A total of 965 patients were enrolled in the full analysis set and 894 in the safety set in this interim analysis. The average daily dose was 61.7 ± 19.08 mg (mean ± SD) during the treatment. AEs and ADRs were experienced by 101 patients (11.3%) and 78 patients (8.7%), respectively, which were mostly mild. EPS occurred in 25 individuals with a 2.8% incidence, including akathisia in 20 individuals (2.2%). Moreover, 59 patients received drugs for treating EPS during the treatment, with an incidence of 6.6% which dropped to 5.4% at the end of the treatment. The average weight change was 0.20 ± 2.36 kg (P = 0.01687) with 0.8% of patients showing a weight gain of ≥ 7% at week 12 compared with that at the baseline. The mean values of metabolic parameters and the QTc interval at baseline and week 12 were within normal ranges. The mean changes in total BPRS scores were -8.9 ± 9.76 (n = 959), -13.5 ± 12.29 (n = 959), and -16.8 ± 13.97 (n = 959) after 2/4, 6/8, and 12 wk, respectively (P < 0.001 for each visit compared with the baseline) using the last-observation-carried-forward method.

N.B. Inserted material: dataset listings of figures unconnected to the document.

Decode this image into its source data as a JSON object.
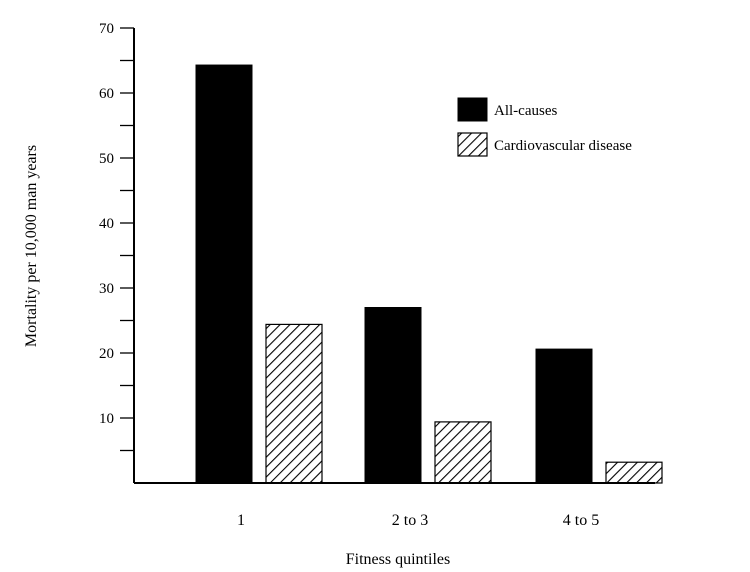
{
  "chart_data": {
    "type": "bar",
    "title": "",
    "xlabel": "Fitness quintiles",
    "ylabel": "Mortality per 10,000 man years",
    "categories": [
      "1",
      "2 to 3",
      "4 to 5"
    ],
    "series": [
      {
        "name": "All-causes",
        "values": [
          64.3,
          27.0,
          20.6
        ],
        "fill": "solid",
        "color": "#000000"
      },
      {
        "name": "Cardiovascular disease",
        "values": [
          24.4,
          9.4,
          3.2
        ],
        "fill": "hatched",
        "color": "#000000"
      }
    ],
    "ylim": [
      0,
      70
    ],
    "yticks": [
      10,
      20,
      30,
      40,
      50,
      60,
      70
    ],
    "minor_ticks": true,
    "grid": false,
    "legend_position": "top-right"
  }
}
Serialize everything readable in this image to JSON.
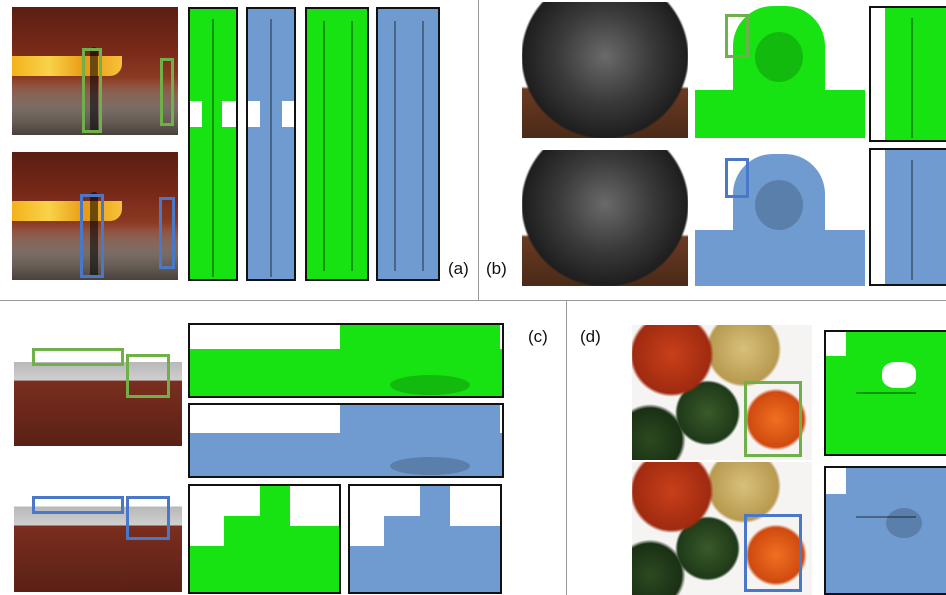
{
  "labels": {
    "a": "(a)",
    "b": "(b)",
    "c": "(c)",
    "d": "(d)"
  },
  "colors": {
    "green_mesh": "#17e312",
    "blue_mesh": "#6f9bd1",
    "green_box": "#6fb04a",
    "blue_box": "#4a78c8"
  }
}
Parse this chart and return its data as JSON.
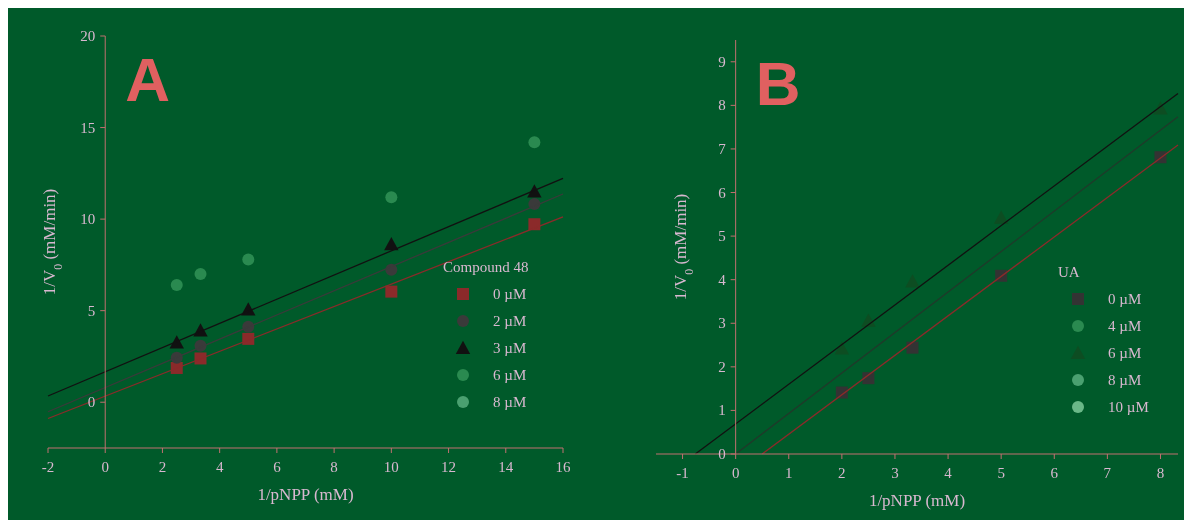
{
  "chart_data": [
    {
      "type": "scatter",
      "xlabel": "1/pNPP (mM)",
      "ylabel": "1/V$_{0}$ (mM/min)",
      "legend_title": "Compound 48",
      "legend": "center right",
      "annotations": [
        "A"
      ],
      "xlim": [
        -2,
        16
      ],
      "xticks": [
        -2,
        0,
        2,
        4,
        6,
        8,
        10,
        12,
        14,
        16
      ],
      "ylim": [
        -2.5,
        20
      ],
      "yticks": [
        0,
        5,
        10,
        15,
        20
      ],
      "x": [
        2.5,
        3.33,
        5,
        10,
        15
      ],
      "series": [
        {
          "name": "0 µM",
          "color": "#8b2a2a",
          "marker": "square",
          "values": [
            1.87,
            2.39,
            3.46,
            6.04,
            9.72
          ]
        },
        {
          "name": "2 µM",
          "color": "#3a3a3a",
          "marker": "circle",
          "values": [
            2.43,
            3.08,
            4.12,
            7.24,
            10.82
          ]
        },
        {
          "name": "3 µM",
          "color": "#111111",
          "marker": "triangle",
          "values": [
            3.26,
            3.92,
            5.07,
            8.63,
            11.51
          ]
        },
        {
          "name": "6 µM",
          "color": "#2a8a50",
          "marker": "circle",
          "values": [
            6.4,
            7.0,
            7.8,
            11.2,
            14.2
          ]
        },
        {
          "name": "8 µM",
          "color": "#4aa070",
          "marker": "circle",
          "values": [
            null,
            null,
            null,
            null,
            null
          ]
        },
        {
          "type": "line",
          "color": "#111111",
          "x": [
            -2,
            16
          ],
          "values": [
            0.34,
            12.23
          ]
        },
        {
          "type": "line",
          "color": "#3a3a3a",
          "x": [
            -2,
            16
          ],
          "values": [
            -0.52,
            11.37
          ]
        },
        {
          "type": "line",
          "color": "#8b2a2a",
          "x": [
            -2,
            16
          ],
          "values": [
            -0.89,
            10.12
          ]
        }
      ]
    },
    {
      "type": "scatter",
      "xlabel": "1/pNPP (mM)",
      "ylabel": "1/V$_{0}$ (mM/min)",
      "legend_title": "UA",
      "legend": "center right",
      "annotations": [
        "B"
      ],
      "xlim": [
        -1.5,
        8.33
      ],
      "xticks": [
        -1,
        0,
        1,
        2,
        3,
        4,
        5,
        6,
        7,
        8
      ],
      "ylim": [
        0,
        9.5
      ],
      "yticks": [
        0,
        1,
        2,
        3,
        4,
        5,
        6,
        7,
        8,
        9
      ],
      "x": [
        2,
        2.5,
        3.33,
        5,
        8
      ],
      "series": [
        {
          "name": "0 µM",
          "color": "#333333",
          "marker": "square",
          "values": [
            1.41,
            1.74,
            2.44,
            4.09,
            6.81
          ]
        },
        {
          "name": "4 µM",
          "color": "#2a8a50",
          "marker": "circle",
          "values": [
            null,
            null,
            null,
            null,
            null
          ]
        },
        {
          "name": "6 µM",
          "color": "#0d4d22",
          "marker": "triangle",
          "values": [
            2.42,
            3.06,
            3.96,
            5.42,
            7.93
          ]
        },
        {
          "name": "8 µM",
          "color": "#4aa070",
          "marker": "circle",
          "values": [
            null,
            null,
            null,
            null,
            null
          ]
        },
        {
          "name": "10 µM",
          "color": "#6ab888",
          "marker": "circle",
          "values": [
            null,
            null,
            null,
            null,
            null
          ]
        },
        {
          "type": "line",
          "color": "#111111",
          "x": [
            -0.76,
            8.33
          ],
          "values": [
            0,
            8.27
          ]
        },
        {
          "type": "line",
          "color": "#1f3a2a",
          "x": [
            0,
            8.33
          ],
          "values": [
            0,
            7.74
          ]
        },
        {
          "type": "line",
          "color": "#8b2a2a",
          "x": [
            0.5,
            8.33
          ],
          "values": [
            0,
            7.09
          ]
        }
      ]
    }
  ]
}
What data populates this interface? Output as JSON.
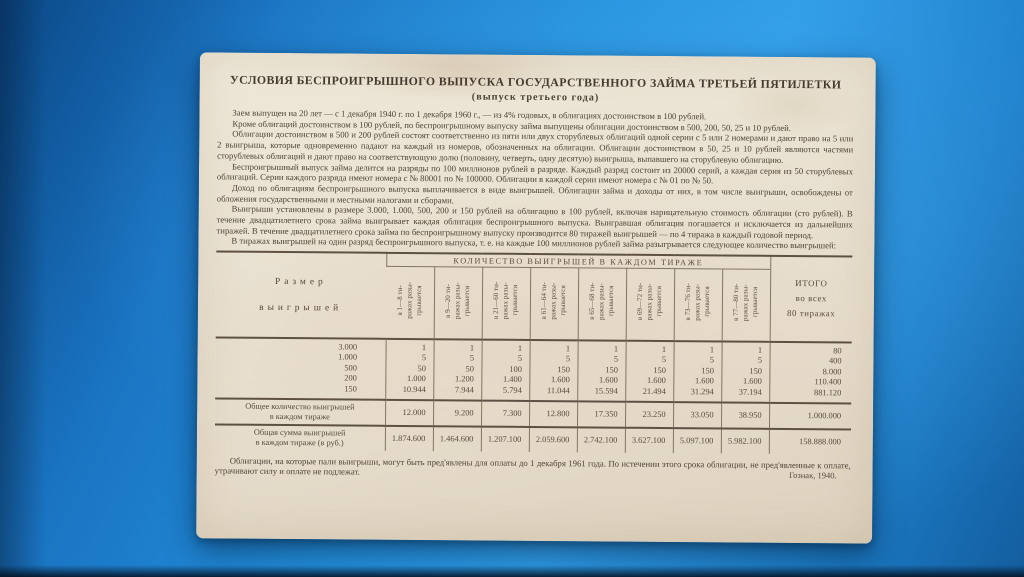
{
  "colors": {
    "background_blue": "#2390dd",
    "paper": "#e9e1d1",
    "ink": "#4c4136"
  },
  "document": {
    "title": "УСЛОВИЯ БЕСПРОИГРЫШНОГО ВЫПУСКА ГОСУДАРСТВЕННОГО ЗАЙМА ТРЕТЬЕЙ ПЯТИЛЕТКИ",
    "subtitle": "(выпуск третьего года)",
    "paragraphs": [
      "Заем выпущен на 20 лет — с 1 декабря 1940 г. по 1 декабря 1960 г., — из 4% годовых, в облигациях достоинством в 100 рублей.",
      "Кроме облигаций достоинством в 100 рублей, по беспроигрышному выпуску займа выпущены облигации достоинством в 500, 200, 50, 25 и 10 рублей.",
      "Облигации достоинством в 500 и 200 рублей состоят соответственно из пяти или двух сторублевых облигаций одной серии с 5 или 2 номерами и дают право на 5 или 2 выигрыша, которые одновременно падают на каждый из номеров, обозначенных на облигации. Облигации достоинством в 50, 25 и 10 рублей являются частями сторублевых облигаций и дают право на соответствующую долю (половину, четверть, одну десятую) выигрыша, выпавшего на сторублевую облигацию.",
      "Беспроигрышный выпуск займа делится на разряды по 100 миллионов рублей в разряде. Каждый разряд состоит из 20000 серий, а каждая серия из 50 сторублевых облигаций. Серии каждого разряда имеют номера с № 80001 по № 100000. Облигации в каждой серии имеют номера с № 01 по № 50.",
      "Доход по облигациям беспроигрышного выпуска выплачивается в виде выигрышей. Облигации займа и доходы от них, в том числе выигрыши, освобождены от обложения государственными и местными налогами и сборами.",
      "Выигрыши установлены в размере 3.000, 1.000, 500, 200 и 150 рублей на облигацию в 100 рублей, включая нарицательную стоимость облигации (сто рублей). В течение двадцатилетнего срока займа выигрывает каждая облигация беспроигрышного выпуска. Выигравшая облигация погашается и исключается из дальнейших тиражей. В течение двадцатилетнего срока займа по беспроигрышному выпуску производится 80 тиражей выигрышей — по 4 тиража в каждый годовой период.",
      "В тиражах выигрышей на один разряд беспроигрышного выпуска, т. е. на каждые 100 миллионов рублей займа разыгрывается следующее количество выигрышей:"
    ],
    "table": {
      "group_header": "КОЛИЧЕСТВО ВЫИГРЫШЕЙ В КАЖДОМ ТИРАЖЕ",
      "size_header": "Размер\nвыигрышей",
      "total_header": "ИТОГО\nво всех\n80 тиражах",
      "columns": [
        "в 1—8 ти-\nражах разы-\nгрывается",
        "в 9—20 ти-\nражах разы-\nгрывается",
        "в 21—60 ти-\nражах разы-\nгрывается",
        "в 61—64 ти-\nражах разы-\nгрывается",
        "в 65—68 ти-\nражах разы-\nгрывается",
        "в 69—72 ти-\nражах разы-\nгрывается",
        "в 73—76 ти-\nражах разы-\nгрывается",
        "в 77—80 ти-\nражах разы-\nгрывается"
      ],
      "rows": [
        {
          "size": "3.000",
          "values": [
            "1",
            "1",
            "1",
            "1",
            "1",
            "1",
            "1",
            "1"
          ],
          "total": "80"
        },
        {
          "size": "1.000",
          "values": [
            "5",
            "5",
            "5",
            "5",
            "5",
            "5",
            "5",
            "5"
          ],
          "total": "400"
        },
        {
          "size": "500",
          "values": [
            "50",
            "50",
            "100",
            "150",
            "150",
            "150",
            "150",
            "150"
          ],
          "total": "8.000"
        },
        {
          "size": "200",
          "values": [
            "1.000",
            "1.200",
            "1.400",
            "1.600",
            "1.600",
            "1.600",
            "1.600",
            "1.600"
          ],
          "total": "110.400"
        },
        {
          "size": "150",
          "values": [
            "10.944",
            "7.944",
            "5.794",
            "11.044",
            "15.594",
            "21.494",
            "31.294",
            "37.194"
          ],
          "total": "881.120"
        }
      ],
      "summary_rows": [
        {
          "label": "Общее количество выигрышей\nв каждом тираже",
          "values": [
            "12.000",
            "9.200",
            "7.300",
            "12.800",
            "17.350",
            "23.250",
            "33.050",
            "38.950"
          ],
          "total": "1.000.000"
        },
        {
          "label": "Общая сумма выигрышей\nв каждом тираже (в руб.)",
          "values": [
            "1.874.600",
            "1.464.600",
            "1.207.100",
            "2.059.600",
            "2.742.100",
            "3.627.100",
            "5.097.100",
            "5.982.100"
          ],
          "total": "158.888.000"
        }
      ]
    },
    "footer": "Облигации, на которые пали выигрыши, могут быть пред'явлены для оплаты до 1 декабря 1961 года. По истечении этого срока облигации, не пред'явленные к оплате, утрачивают силу и оплате не подлежат.",
    "imprint": "Гознак, 1940."
  }
}
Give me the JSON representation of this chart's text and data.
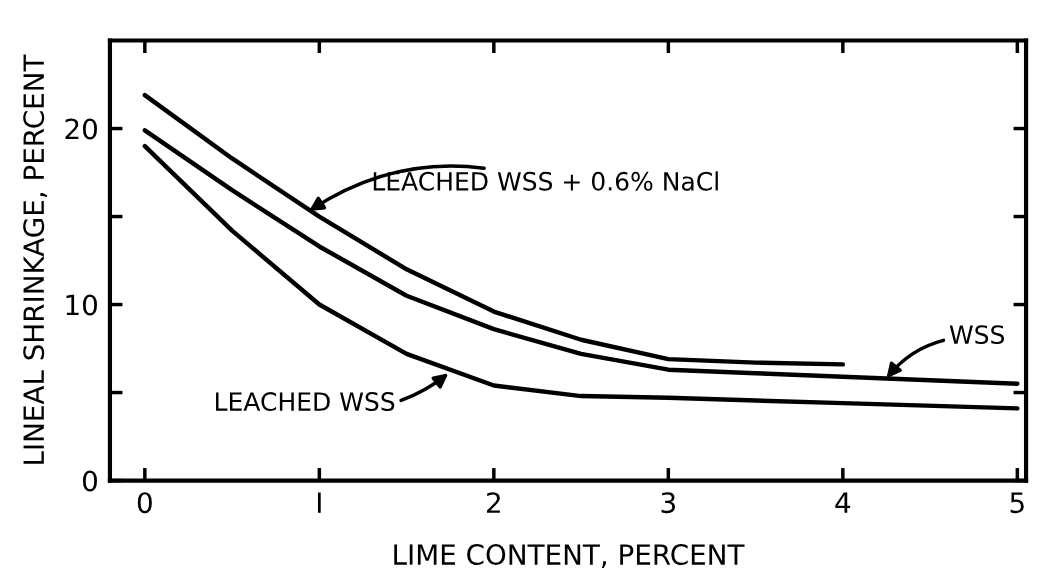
{
  "chart_data": {
    "type": "line",
    "xlabel": "LIME CONTENT, PERCENT",
    "ylabel": "LINEAL SHRINKAGE, PERCENT",
    "xlim": [
      -0.2,
      5.05
    ],
    "ylim": [
      0,
      25
    ],
    "xticks": [
      0,
      {
        "value": 1,
        "label": "I"
      },
      2,
      3,
      4,
      5
    ],
    "yticks": [
      0,
      {
        "value": 5,
        "label": null
      },
      10,
      {
        "value": 15,
        "label": null
      },
      20
    ],
    "grid": false,
    "marker": "none",
    "line_style": "solid",
    "series": [
      {
        "color": "#000000",
        "x": [
          0,
          0.5,
          1,
          1.5,
          2,
          2.5,
          3,
          3.5,
          4
        ],
        "values": [
          21.9,
          18.3,
          15.0,
          12.0,
          9.6,
          8.0,
          6.9,
          6.7,
          6.6
        ]
      },
      {
        "color": "#000000",
        "x": [
          0,
          0.5,
          1,
          1.5,
          2,
          2.5,
          3,
          3.5,
          4,
          4.5,
          5
        ],
        "values": [
          19.9,
          16.5,
          13.3,
          10.5,
          8.6,
          7.2,
          6.3,
          6.1,
          5.9,
          5.7,
          5.5
        ]
      },
      {
        "color": "#000000",
        "x": [
          0,
          0.5,
          1,
          1.5,
          2,
          2.5,
          3,
          4,
          5
        ],
        "values": [
          19.0,
          14.2,
          10.0,
          7.2,
          5.4,
          4.8,
          4.7,
          4.4,
          4.1
        ]
      }
    ],
    "annotations": [
      {
        "text": "LEACHED WSS + 0.6% NaCl",
        "x": 0.94,
        "y": 15.3
      },
      {
        "text": "WSS",
        "x": 4.25,
        "y": 5.8
      },
      {
        "text": "LEACHED WSS",
        "x": 1.74,
        "y": 6.1
      }
    ]
  }
}
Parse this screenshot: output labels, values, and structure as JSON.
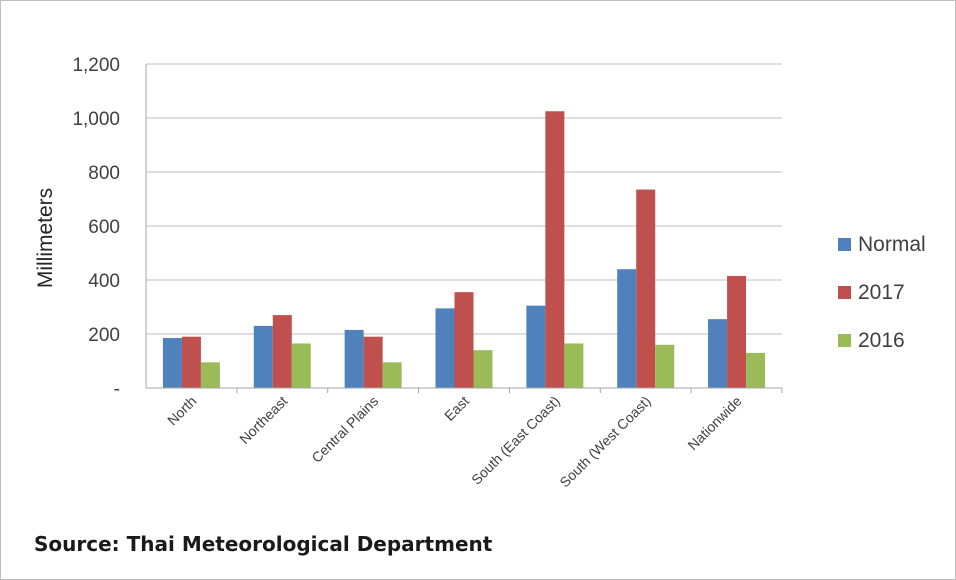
{
  "chart_data": {
    "type": "bar",
    "categories": [
      "North",
      "Northeast",
      "Central Plains",
      "East",
      "South (East Coast)",
      "South (West Coast)",
      "Nationwide"
    ],
    "series": [
      {
        "name": "Normal",
        "color": "#4f81bd",
        "values": [
          185,
          230,
          215,
          295,
          305,
          440,
          255
        ]
      },
      {
        "name": "2017",
        "color": "#c0504d",
        "values": [
          190,
          270,
          190,
          355,
          1025,
          735,
          415
        ]
      },
      {
        "name": "2016",
        "color": "#9bbb59",
        "values": [
          95,
          165,
          95,
          140,
          165,
          160,
          130
        ]
      }
    ],
    "ylabel": "Millimeters",
    "xlabel": "",
    "ylim": [
      0,
      1200
    ],
    "yticks": [
      {
        "value": 0,
        "label": "-"
      },
      {
        "value": 200,
        "label": "200"
      },
      {
        "value": 400,
        "label": "400"
      },
      {
        "value": 600,
        "label": "600"
      },
      {
        "value": 800,
        "label": "800"
      },
      {
        "value": 1000,
        "label": "1,000"
      },
      {
        "value": 1200,
        "label": "1,200"
      }
    ],
    "grid": true,
    "legend": "right"
  },
  "source": "Source: Thai Meteorological Department"
}
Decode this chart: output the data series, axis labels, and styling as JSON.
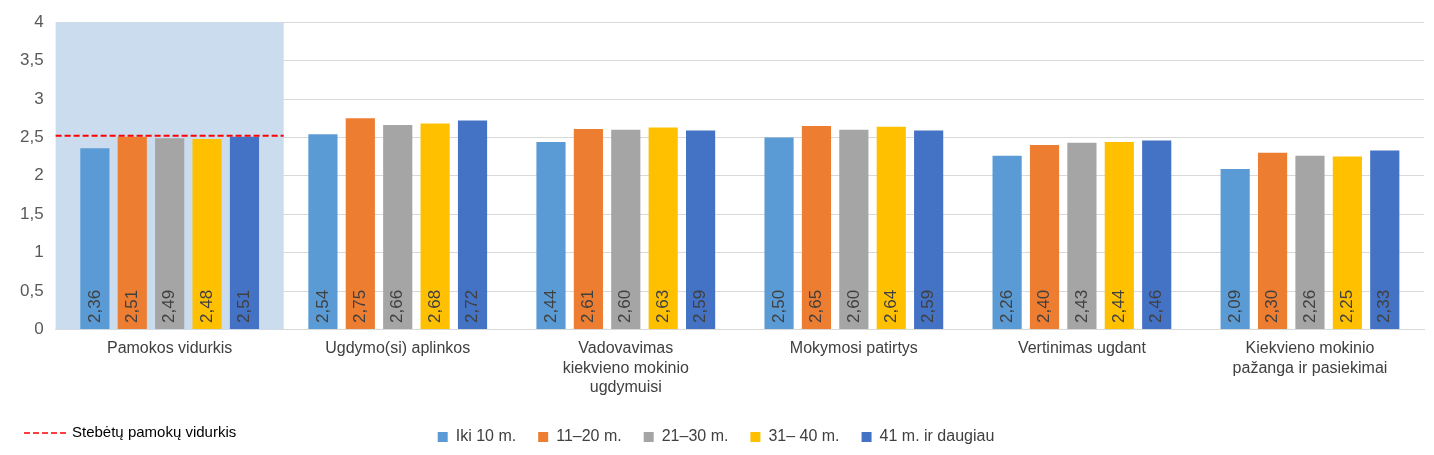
{
  "chart_data": {
    "type": "bar",
    "categories": [
      "Pamokos vidurkis",
      "Ugdymo(si) aplinkos",
      "Vadovavimas kiekvieno mokinio ugdymuisi",
      "Mokymosi patirtys",
      "Vertinimas ugdant",
      "Kiekvieno mokinio pažanga ir pasiekimai"
    ],
    "series": [
      {
        "name": "Iki 10 m.",
        "color": "#5b9bd5",
        "values": [
          2.36,
          2.54,
          2.44,
          2.5,
          2.26,
          2.09
        ],
        "value_labels": [
          "2,36",
          "2,54",
          "2,44",
          "2,50",
          "2,26",
          "2,09"
        ]
      },
      {
        "name": "11–20 m.",
        "color": "#ed7d31",
        "values": [
          2.51,
          2.75,
          2.61,
          2.65,
          2.4,
          2.3
        ],
        "value_labels": [
          "2,51",
          "2,75",
          "2,61",
          "2,65",
          "2,40",
          "2,30"
        ]
      },
      {
        "name": "21–30 m.",
        "color": "#a5a5a5",
        "values": [
          2.49,
          2.66,
          2.6,
          2.6,
          2.43,
          2.26
        ],
        "value_labels": [
          "2,49",
          "2,66",
          "2,60",
          "2,60",
          "2,43",
          "2,26"
        ]
      },
      {
        "name": "31– 40 m.",
        "color": "#ffc000",
        "values": [
          2.48,
          2.68,
          2.63,
          2.64,
          2.44,
          2.25
        ],
        "value_labels": [
          "2,48",
          "2,68",
          "2,63",
          "2,64",
          "2,44",
          "2,25"
        ]
      },
      {
        "name": "41 m. ir daugiau",
        "color": "#4472c4",
        "values": [
          2.51,
          2.72,
          2.59,
          2.59,
          2.46,
          2.33
        ],
        "value_labels": [
          "2,51",
          "2,72",
          "2,59",
          "2,59",
          "2,46",
          "2,33"
        ]
      }
    ],
    "ylim": [
      0,
      4
    ],
    "yticks": [
      0,
      {
        "value": 0.5,
        "label": "0,5"
      },
      1,
      {
        "value": 1.5,
        "label": "1,5"
      },
      2,
      {
        "value": 2.5,
        "label": "2,5"
      },
      3,
      {
        "value": 3.5,
        "label": "3,5"
      },
      4
    ],
    "ref_lines": [
      {
        "axis": "y",
        "value": 2.52,
        "label": "Stebėtų pamokų vidurkis",
        "color": "#ff0000",
        "line_style": "dashed"
      }
    ],
    "bands": [
      {
        "axis": "x",
        "from": "Pamokos vidurkis",
        "to": "Pamokos vidurkis",
        "color": "#cbdcee"
      }
    ],
    "grid": "y",
    "legend": "bottom"
  }
}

The interim analysis of the PMS of adult patients with schizophrenia demonstrate the safety and effectiveness of lurasidone in the Chinese population. No new safety or efficacy concerns were identified.
Core Tip: We conducted the first post-marketing surveillance of the actual use of lurasidone in the treatment of patients with schizophrenia in real-world clinical practice since the drug was licensed in mainland China in 2019, and evaluated the safety profile and effectiveness of lurasidone in Chinese population. Here, we report an interim analysis based on 965 patients who received the medication between 2019 and 2022. This study hold significance as it contributes additional safety and effectiveness data on lurasidone beyond what was gathered in pre-marketing trials. Furthermore, it provides valuable reference information for clinical decision-making of schizophrenia treatment.